Téhéran, Iran (AP) – Le président iranien a averti lundi que toute feuille de route pour rétablir l’accord nucléaire en lambeaux de Téhéran avec les puissances mondiales doit voir les inspecteurs internationaux mettre fin à leur enquête sur les particules d’uranium artificielles trouvées sur des sites non déclarés dans le pays.

Lors d’une rare conférence de presse marquant sa première année au pouvoir, le président Ebrahim Raisi a également proféré des menaces contre Israël et a tenté de paraître optimiste alors que l’économie iranienne et la monnaie du rial se sont effondrées sous le poids des sanctions internationales.

Malgré l’attention internationale sur l’accord alors que les pourparlers à Vienne sont en jeu, il a fallu plus d’une heure à Raisi avant de reconnaître pleinement les négociations en cours. Téhéran et Washington ont échangé ces dernières semaines des réponses écrites sur les points les plus délicats de la feuille de route, qui verrait la levée des sanctions contre l’Iran en échange de la restriction de son programme nucléaire qui progresse rapidement.

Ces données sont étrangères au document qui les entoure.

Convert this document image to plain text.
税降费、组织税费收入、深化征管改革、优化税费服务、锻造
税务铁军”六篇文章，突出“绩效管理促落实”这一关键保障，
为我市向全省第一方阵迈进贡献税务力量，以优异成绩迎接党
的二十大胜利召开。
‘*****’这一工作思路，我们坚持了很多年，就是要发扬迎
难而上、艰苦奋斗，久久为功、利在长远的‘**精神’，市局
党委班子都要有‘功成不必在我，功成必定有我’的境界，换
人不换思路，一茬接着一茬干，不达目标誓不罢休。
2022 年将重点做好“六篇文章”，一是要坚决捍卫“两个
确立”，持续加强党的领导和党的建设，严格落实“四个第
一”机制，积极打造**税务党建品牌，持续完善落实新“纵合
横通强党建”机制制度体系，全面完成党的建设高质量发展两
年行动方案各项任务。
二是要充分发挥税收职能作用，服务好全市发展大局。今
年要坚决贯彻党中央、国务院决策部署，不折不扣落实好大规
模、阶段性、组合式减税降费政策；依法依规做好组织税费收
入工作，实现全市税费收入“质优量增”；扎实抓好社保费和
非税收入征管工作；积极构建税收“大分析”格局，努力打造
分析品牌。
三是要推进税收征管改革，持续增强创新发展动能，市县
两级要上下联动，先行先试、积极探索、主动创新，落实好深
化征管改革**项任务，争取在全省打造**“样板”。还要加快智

L’Agence internationale de l’énergie atomique demande depuis des années à l’Iran de répondre à des questions sur les particules d’uranium artificielles trouvées sur des sites non déclarés. Les agences de renseignement américaines, les pays occidentaux et l’AIEA ont déclaré que l’Iran avait mené un programme organisé d’armes nucléaires jusqu’en 2003. L’Iran a longtemps nié avoir jamais cherché à se doter d’armes nucléaires.

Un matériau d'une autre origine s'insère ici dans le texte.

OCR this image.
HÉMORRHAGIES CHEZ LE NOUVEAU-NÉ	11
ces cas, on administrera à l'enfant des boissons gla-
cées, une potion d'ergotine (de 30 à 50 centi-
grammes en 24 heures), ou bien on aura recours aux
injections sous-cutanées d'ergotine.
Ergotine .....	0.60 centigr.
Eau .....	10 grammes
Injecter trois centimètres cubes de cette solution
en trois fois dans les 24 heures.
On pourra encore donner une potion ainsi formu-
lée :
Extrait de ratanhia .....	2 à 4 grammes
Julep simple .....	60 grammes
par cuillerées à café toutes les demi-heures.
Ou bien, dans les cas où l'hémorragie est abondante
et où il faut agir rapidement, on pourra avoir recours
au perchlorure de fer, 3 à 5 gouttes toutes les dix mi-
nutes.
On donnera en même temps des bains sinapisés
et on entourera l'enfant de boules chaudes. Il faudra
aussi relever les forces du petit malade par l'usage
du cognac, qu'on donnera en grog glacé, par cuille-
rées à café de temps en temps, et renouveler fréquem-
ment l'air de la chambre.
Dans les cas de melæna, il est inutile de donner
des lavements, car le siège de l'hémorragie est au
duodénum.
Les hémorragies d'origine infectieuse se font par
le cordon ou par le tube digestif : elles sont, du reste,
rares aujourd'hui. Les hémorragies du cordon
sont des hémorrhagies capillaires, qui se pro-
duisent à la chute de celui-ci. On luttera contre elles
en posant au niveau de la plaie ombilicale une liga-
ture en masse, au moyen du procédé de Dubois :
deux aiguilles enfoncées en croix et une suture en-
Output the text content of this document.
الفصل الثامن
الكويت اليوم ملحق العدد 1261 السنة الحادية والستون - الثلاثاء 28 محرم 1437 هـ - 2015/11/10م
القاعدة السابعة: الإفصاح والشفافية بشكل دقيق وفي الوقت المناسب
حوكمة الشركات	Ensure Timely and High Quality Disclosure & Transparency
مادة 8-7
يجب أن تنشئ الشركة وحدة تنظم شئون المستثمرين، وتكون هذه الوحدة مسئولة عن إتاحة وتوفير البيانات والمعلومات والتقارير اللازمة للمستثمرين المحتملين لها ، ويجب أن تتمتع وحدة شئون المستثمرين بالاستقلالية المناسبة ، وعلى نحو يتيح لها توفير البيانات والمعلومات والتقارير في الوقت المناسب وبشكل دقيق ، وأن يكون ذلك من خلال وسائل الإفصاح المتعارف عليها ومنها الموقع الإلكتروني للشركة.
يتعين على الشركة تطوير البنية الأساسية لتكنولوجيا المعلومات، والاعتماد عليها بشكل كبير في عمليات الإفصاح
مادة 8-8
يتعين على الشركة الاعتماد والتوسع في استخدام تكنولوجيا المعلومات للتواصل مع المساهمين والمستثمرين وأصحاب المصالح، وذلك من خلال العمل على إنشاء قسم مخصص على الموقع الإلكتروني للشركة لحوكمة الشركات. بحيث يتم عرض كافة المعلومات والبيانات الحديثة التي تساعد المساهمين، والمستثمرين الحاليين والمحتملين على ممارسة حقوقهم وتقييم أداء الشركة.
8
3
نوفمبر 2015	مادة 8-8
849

En tant que membre du Traité de non-prolifération nucléaire, l’Iran est tenu d’expliquer les traces radioactives et de garantir qu’elles ne sont pas utilisées dans le cadre d’un programme d’armement nucléaire. L’Iran s’est retrouvé critiqué par le Conseil des gouverneurs de l’AIEA en juin pour son incapacité à répondre aux questions sur les sites à la satisfaction des inspecteurs.

Raisi a mentionné les traces – se référant à un problème de « garanties » en utilisant le langage de l’AIEA.

“Sans règlement des questions de sauvegarde, parler d’un accord n’a aucun sens”, a déclaré Raisi.

Dans le cadre de l’accord nucléaire de 2015, Téhéran pourrait enrichir l’uranium à 3,67 %, tout en maintenant un stock d’uranium de 300 kilogrammes (660 livres) sous la surveillance constante des caméras de surveillance et des inspecteurs de l’AIEA. Le président de l’époque, Donald Trump, a unilatéralement retiré l’Amérique de l’accord en 2018, ouvrant la voie à des années de tensions croissantes.

Selon le dernier décompte public de l’AIEA, l’Iran dispose d’un stock d’environ 3 800 kilogrammes (8 370 livres) d’uranium enrichi. Plus inquiétant pour les experts non-profilés, l’Iran enrichit désormais l’uranium jusqu’à 60% de pureté – un niveau qu’il n’a jamais atteint auparavant et qui est à un pas technique de 90%. Ces experts préviennent que l’Iran dispose de suffisamment d’uranium enrichi à 60 % pour le transformer en combustible pour au moins une bombe nucléaire.

Au milieu des tensions, Israël est soupçonné d’avoir mené une série d’attaques visant des sites nucléaires iraniens, ainsi qu’un éminent scientifique. Lundi, Raisi a directement menacé Israël.

Raisi a déclaré que si Israël décidait de mettre à exécution ses menaces de détruire le programme nucléaire iranien, « ils verront si quelque chose du régime sioniste restera ou non ».

___

Gambrell a rapporté de Dubaï, aux Émirats arabes unis.